読書感想文(12) 探偵伯爵と僕

2005年2月25日 金曜日

探偵伯爵と僕

レビュアー: 宮本・ザ・ニンジャ
 夏休みのある日、ぼくは探偵伯爵と出会う。伯爵は夏なのにいつも黒いスーツ姿でヒゲを生やしていて、悪いやつを追っている。トランプを1枚残して友人が消えていき、僕の身にも危険が迫る。
 題材や装丁、挿絵や丁寧なルビは、あえて少年少女物のパロディとしてやっているのだろうと思ったら、実は“ミステリーランド”という、実際に少年向けのシリーズだった。

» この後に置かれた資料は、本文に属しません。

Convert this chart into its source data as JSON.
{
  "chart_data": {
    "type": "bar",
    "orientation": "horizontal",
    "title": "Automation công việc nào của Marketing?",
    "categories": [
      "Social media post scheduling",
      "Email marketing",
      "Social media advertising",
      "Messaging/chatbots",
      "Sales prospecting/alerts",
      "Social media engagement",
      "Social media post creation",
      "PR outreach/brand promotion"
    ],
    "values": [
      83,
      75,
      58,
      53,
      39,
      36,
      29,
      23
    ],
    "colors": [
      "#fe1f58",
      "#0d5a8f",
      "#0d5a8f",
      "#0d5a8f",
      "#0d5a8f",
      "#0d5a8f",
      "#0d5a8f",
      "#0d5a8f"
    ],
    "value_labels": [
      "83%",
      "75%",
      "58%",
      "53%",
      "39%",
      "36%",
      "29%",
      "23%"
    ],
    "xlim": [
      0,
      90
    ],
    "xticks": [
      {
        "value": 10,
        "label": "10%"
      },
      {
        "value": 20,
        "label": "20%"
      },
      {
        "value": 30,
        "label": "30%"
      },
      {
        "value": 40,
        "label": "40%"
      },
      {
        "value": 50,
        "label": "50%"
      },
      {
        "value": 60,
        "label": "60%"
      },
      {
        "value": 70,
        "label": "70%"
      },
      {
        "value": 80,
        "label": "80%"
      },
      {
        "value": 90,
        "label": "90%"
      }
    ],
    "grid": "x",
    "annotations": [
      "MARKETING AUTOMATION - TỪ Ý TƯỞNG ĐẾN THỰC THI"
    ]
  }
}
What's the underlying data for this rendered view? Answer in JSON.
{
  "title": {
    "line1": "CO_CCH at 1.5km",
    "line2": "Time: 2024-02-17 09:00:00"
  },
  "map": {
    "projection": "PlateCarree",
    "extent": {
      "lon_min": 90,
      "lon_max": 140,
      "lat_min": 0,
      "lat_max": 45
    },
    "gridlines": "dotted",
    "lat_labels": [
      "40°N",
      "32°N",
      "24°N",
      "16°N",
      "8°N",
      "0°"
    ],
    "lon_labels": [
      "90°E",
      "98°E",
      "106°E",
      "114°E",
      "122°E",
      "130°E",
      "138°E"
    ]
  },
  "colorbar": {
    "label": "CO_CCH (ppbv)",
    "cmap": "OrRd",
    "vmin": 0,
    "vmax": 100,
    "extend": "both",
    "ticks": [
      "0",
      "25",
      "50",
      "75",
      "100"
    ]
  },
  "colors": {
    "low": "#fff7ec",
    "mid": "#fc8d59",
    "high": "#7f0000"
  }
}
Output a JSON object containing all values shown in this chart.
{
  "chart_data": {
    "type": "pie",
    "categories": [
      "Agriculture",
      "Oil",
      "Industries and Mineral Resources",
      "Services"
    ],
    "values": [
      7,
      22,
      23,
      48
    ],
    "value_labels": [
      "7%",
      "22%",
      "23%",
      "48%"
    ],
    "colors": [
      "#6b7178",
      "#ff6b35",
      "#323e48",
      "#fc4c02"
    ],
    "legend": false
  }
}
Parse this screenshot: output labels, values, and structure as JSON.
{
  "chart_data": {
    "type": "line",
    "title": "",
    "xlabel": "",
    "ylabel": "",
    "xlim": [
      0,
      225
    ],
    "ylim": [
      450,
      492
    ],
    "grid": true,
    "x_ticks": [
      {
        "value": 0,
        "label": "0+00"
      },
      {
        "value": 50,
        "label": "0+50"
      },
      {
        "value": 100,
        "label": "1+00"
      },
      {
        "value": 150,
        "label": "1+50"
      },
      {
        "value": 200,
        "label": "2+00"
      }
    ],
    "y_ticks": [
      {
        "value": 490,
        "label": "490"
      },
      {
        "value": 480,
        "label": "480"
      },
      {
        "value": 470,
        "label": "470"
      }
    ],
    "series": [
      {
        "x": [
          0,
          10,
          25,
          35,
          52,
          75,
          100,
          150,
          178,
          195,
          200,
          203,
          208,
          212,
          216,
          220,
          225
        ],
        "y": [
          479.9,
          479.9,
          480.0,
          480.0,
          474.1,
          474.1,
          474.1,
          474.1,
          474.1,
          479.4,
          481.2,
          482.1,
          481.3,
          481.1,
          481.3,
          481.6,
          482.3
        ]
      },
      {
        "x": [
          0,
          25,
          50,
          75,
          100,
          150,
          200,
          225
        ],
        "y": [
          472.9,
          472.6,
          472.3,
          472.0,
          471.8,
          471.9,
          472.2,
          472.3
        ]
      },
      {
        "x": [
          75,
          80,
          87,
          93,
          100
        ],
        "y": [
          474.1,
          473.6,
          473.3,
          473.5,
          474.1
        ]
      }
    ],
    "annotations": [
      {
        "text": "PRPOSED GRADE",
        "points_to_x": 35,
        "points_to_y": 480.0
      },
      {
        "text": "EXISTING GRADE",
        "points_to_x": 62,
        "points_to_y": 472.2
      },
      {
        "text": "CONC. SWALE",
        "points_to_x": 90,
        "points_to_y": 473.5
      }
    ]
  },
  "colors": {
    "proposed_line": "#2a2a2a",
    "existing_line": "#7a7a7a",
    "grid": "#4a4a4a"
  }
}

しかし「かつて子どもだったあなたと少年少女のための」と謳われているとおり、実際おとなになった僕でもじゅうぶん楽しめた。
“文章を書くのが苦手な小学生が、ワープロで記録した夏休みの日記”という体裁をとっているのだが、どうも小学生らしさの演出が過剰で鼻につくものの、丁寧に描かれているので安心して読める。ただ、僕が小学生の頃にこの本を読んだとして、果たして楽しめただろうか。最初こそ、探偵伯爵や秘密のアジトなど、いかにも往年の少年推理物っぽいドラマツルギーが散りばめられているものの、それらのメッキがだんだんと剥がれてリアリティに収束していくのが寂しいのだ。それとも当代の小学生は、そのくらいの現実を諦観する程度のニヒリズムは最初から持っているだろうか。
 伯爵のキャラクターや、エピローグの余韻は良い。